「人間万事塞翁が馬」の読み方や意味&使い方を例文で解説

「人間万事塞翁が馬」

高校の国語の教科書に漢文の題材として載っている故事です。

日頃たまに目にするかと思いますが、正確な意味を知らない人も多いのではないでしょうか。

しかし、この言葉は人生の教訓にもなるほど素晴らしい意味を持った言葉なので、知らなかった人はぜひこれを機に覚えておくといいでしょう。

「人間万事塞翁が馬」の概要

  • 読み方:にんげんばんじさいおうがうま
  • 意味:人生の幸不幸は予測できない。幸せが不幸に、または不幸が幸せに転じるかもしれない。
  • 使い方
    1. 「恋人に振られたからと言ってそう落ち込むことはないさ。“人間万事塞翁が馬”って言うように、もっといい人に出会えるよ」
    2. 「いい大学に入れたからと言って、浮かれてばかりいないで勉強も頑張らないといけない。“人間万事塞翁が馬”って言うしね」
  • 由来:塞翁という老人が所有している馬がもたらす出来事は、一見良いと思われることでも後々悪いことに転じたり、逆に一見悪いことに思われることでも後から良いことに転じたりしたことからこの故事が生まれた

読みに関して、人間を【じんかん】と読むこともありますが、
一般的には【にんげん】と読むことのが方が多いです。

『人間塞翁が馬』『塞翁が馬』と省略されることもあります。

ちなみに『塞翁が馬』と言うと「塞翁=馬」という図を思い浮かべるかもしれませんが、
ここでは「塞翁の(所有している)馬」という意味です。

『君が代』を「汝の治世」と訳すように、
古文の“が”は所有を表すことがあります。

意味や使い方の解説

要は人生何が起きるか分からないという意味ですが、使い方としては、
何らかの出来事に対して落胆や悲観、または楽観している人に、
励ましたり忠告したりするのに用います。

悪い出来事にあった人には、
「その出来事は良いことに繋がるかもしれない」という慰めの意味で使い、

良い出来事があった人には、
「その出来事が悪いことに転じるかもしれない」という戒めの意味で使います。

「人間万事塞翁が馬」の由来

「人間万事塞翁が馬」という故事は、昔の中国のとある出来事から生まれました。

塞翁が所有する馬が色んな事をもたらし、それらが二転三転することから、
「人生物事がどのように転じるか分からない」という意味でこの言葉が使われるようになったのです。

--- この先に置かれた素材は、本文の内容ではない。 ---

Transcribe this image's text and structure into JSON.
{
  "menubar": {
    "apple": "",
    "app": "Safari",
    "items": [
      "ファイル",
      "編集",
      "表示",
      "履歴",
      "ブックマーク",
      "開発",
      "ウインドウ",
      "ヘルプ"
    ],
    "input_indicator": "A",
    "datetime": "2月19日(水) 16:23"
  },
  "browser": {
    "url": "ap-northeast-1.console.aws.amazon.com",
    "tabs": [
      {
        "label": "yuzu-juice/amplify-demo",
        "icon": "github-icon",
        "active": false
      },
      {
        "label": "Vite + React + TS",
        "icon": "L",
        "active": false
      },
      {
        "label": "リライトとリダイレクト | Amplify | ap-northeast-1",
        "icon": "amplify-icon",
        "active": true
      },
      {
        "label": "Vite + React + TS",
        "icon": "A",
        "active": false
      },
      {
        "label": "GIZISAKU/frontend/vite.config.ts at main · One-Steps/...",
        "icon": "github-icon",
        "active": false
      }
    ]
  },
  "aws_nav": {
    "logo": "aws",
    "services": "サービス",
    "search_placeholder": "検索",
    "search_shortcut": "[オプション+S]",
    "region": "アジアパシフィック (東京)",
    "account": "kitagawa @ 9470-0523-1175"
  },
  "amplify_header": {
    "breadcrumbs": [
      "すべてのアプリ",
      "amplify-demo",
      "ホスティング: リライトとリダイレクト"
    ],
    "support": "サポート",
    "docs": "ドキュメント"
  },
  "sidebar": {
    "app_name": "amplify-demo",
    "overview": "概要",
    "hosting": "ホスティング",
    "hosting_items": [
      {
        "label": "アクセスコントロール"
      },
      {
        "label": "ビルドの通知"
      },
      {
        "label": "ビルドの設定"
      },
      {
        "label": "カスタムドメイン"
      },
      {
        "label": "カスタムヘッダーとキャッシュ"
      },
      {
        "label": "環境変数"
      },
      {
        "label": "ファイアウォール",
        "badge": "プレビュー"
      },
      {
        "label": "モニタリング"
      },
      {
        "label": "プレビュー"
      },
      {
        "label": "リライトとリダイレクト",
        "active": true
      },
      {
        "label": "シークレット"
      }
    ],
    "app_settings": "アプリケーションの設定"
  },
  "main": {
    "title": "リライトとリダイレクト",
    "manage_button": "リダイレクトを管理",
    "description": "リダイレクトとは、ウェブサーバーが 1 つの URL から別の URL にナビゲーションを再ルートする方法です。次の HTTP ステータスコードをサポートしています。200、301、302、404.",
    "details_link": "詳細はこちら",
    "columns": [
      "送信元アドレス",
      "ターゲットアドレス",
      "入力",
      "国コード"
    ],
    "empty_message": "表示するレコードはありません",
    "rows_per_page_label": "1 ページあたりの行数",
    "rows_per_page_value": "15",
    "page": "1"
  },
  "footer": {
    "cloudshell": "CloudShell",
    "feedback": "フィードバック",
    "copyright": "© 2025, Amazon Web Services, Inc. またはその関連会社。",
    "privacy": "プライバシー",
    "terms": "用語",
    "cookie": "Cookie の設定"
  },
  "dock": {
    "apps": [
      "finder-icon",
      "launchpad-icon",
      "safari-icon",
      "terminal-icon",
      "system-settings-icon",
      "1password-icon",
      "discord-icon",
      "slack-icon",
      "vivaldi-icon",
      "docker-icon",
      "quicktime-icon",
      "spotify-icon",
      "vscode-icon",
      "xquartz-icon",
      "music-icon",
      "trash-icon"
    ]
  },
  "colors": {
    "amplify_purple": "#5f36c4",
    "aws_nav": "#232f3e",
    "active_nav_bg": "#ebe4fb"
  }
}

「淮南子(えなんじ)」という中国の書物に書かれている話ですが、
この話をまとめると以下のとおりです。

  • 塞翁の馬が胡(地方の名前)に逃げてしまう
  • 人々はこれを哀れむ
  • 塞翁は「これが幸福に変わるかもしれない」と言う
  • 塞翁の馬は胡から良い馬を引き連れて帰ってくる
  • 人々はこれを祝福する
  • 塞翁は「これが不幸に変わるかもしれない」と言う
  • 塞翁の息子が引き連れられて来た馬に乗っている時に落ちて骨折してしまう
  • 人々はこれを哀れむ
  • 塞翁は「これが幸福に変わるかもしれない」と言う
  • しばらくして胡から異民族が攻めてきて戦争が起こり多くの人が死んだが、骨折した息子は怪我を理由に徴兵されずに無事だった

このことから、
「人生何事も塞翁の馬のようにどちらに転じるか分からない」という例えとして、
『人生万事塞翁が馬』という故事が生まれたのです。

あとがき

以上、『人間万事塞翁が馬』の意味や使い方、由来を解説していきました。

主に“慰め”、“戒め”の2つの意味がありますが、
前者の慰めの意味で使うことが多いですね。

人生には嫌なことがあったり、挫折したりすることが多いですが、
この言葉を思い出したら気持ちが楽になることは多々あります。

私自身、受験に一度失敗して落ち込んでいた時、
「この失敗のおかげでより良い大学に入れるきっかけができたじゃん。塞翁が馬だよ」
と親に励まされ、その言葉を糧に実際に良い結果を得ることができました。

この言葉は人生の教訓にもなる言葉なので、
ぜひ人を励ます際などにおすすめです。